A Quick Guide to Air Conditioner Functioning
Get a quick overview of how the air conditioner and refrigeration cycle work. Explore the functionality of air conditioners with expert info at Sandium. Visit now!
An air conditioner is indeed a blessing when you want to escape the summer heat and humidity in the Bay Area. It not only removes indoor heat and provides you with cool air, but also filters the air entering your home to ensure a clean environment.
It is interesting to note how an air conditioner actually works. Air conditioning is based on some really simple physics. The laws of science that matter in air conditioning are gravity and displacement of heat from warmer to cooler places. What an air conditioner basically does is to pump heat out of your house and replace it with cool air. This air is not cool by itself but is cooled using a refrigerant.
The process that works the air conditioner and gives you cool air is a thermodynamic cycle called the refrigeration cycle.
Let’s see some details about how an air conditioner functions.
What does the refrigeration cycle consist of?

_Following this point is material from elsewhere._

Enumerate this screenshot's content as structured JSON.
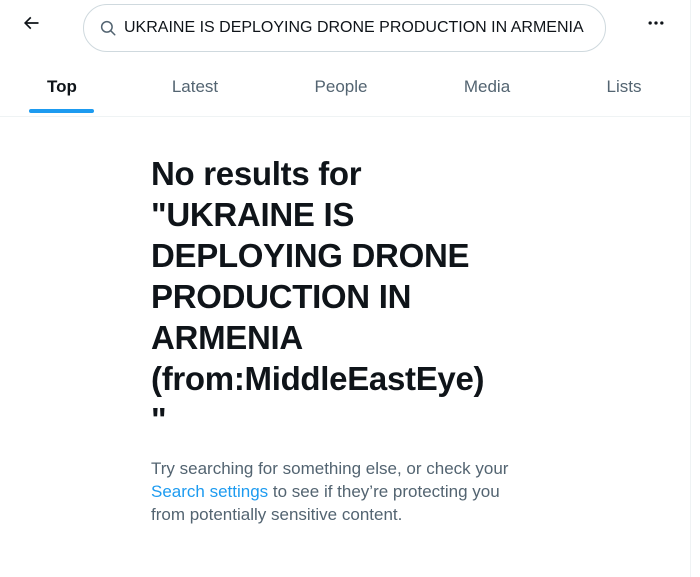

Step 1- Trapping indoor heat
The blower inside the air conditioner pulls the air inside the house and passes it over a very cold coil. This cold coil has refrigerant running through it, making the air passing over it cold too. The air that passes over the coil and comes off the other side has dropped its temperature drastically.
As heat flows from warm to cool areas, heat from indoor air flows into the cold coil. The heat inside the coil causes the refrigerant to become hot as well and to eventually start boiling. The boiling refrigerant thus goes from a liquid to vapor state inside the coil.
Step 2- Pumping of the refrigerant
The now vaporized, cold refrigerant then flows to the outdoor unit to enter the compressor. Next, the refrigerant is pumped to high pressure by the compressor, increasing its temperature again.
From step 1 to step 2, the refrigerant travels through copper tubes that go from the indoor AC unit to the outdoor unit. If you touch a part of these copper tubes, they will feel cold on your skin.
Heat flows from warm areas to cooler ones and not the other way round. So, the refrigerant temperature is increased well above ambient temperature by the compressor.
Step 3- Expelling hot air from the house
The hot, vaporized refrigerant once again passes through another coil surrounding the compressor in the outdoor unit. A fan sends outdoor air through the coil and expels it over the top. When hot outdoor air passes over a hotter coil, heat from the refrigerant is transferred to outdoor air.
Step 4- Cooling of the refrigerant
As all the heat from the refrigerant is taken out and expelled, the refrigerant cools back down to condensation point and goes back into liquid state. As this refrigerant travels back from the outdoor unit to the indoor unit, it passes through a device that expands it into a large volume. This causes a huge drop in temperature. The refrigerant must remain colder than indoor air so that it can pull heat from the house.
All these steps keep on repeating in a cycle, keeping your house cool.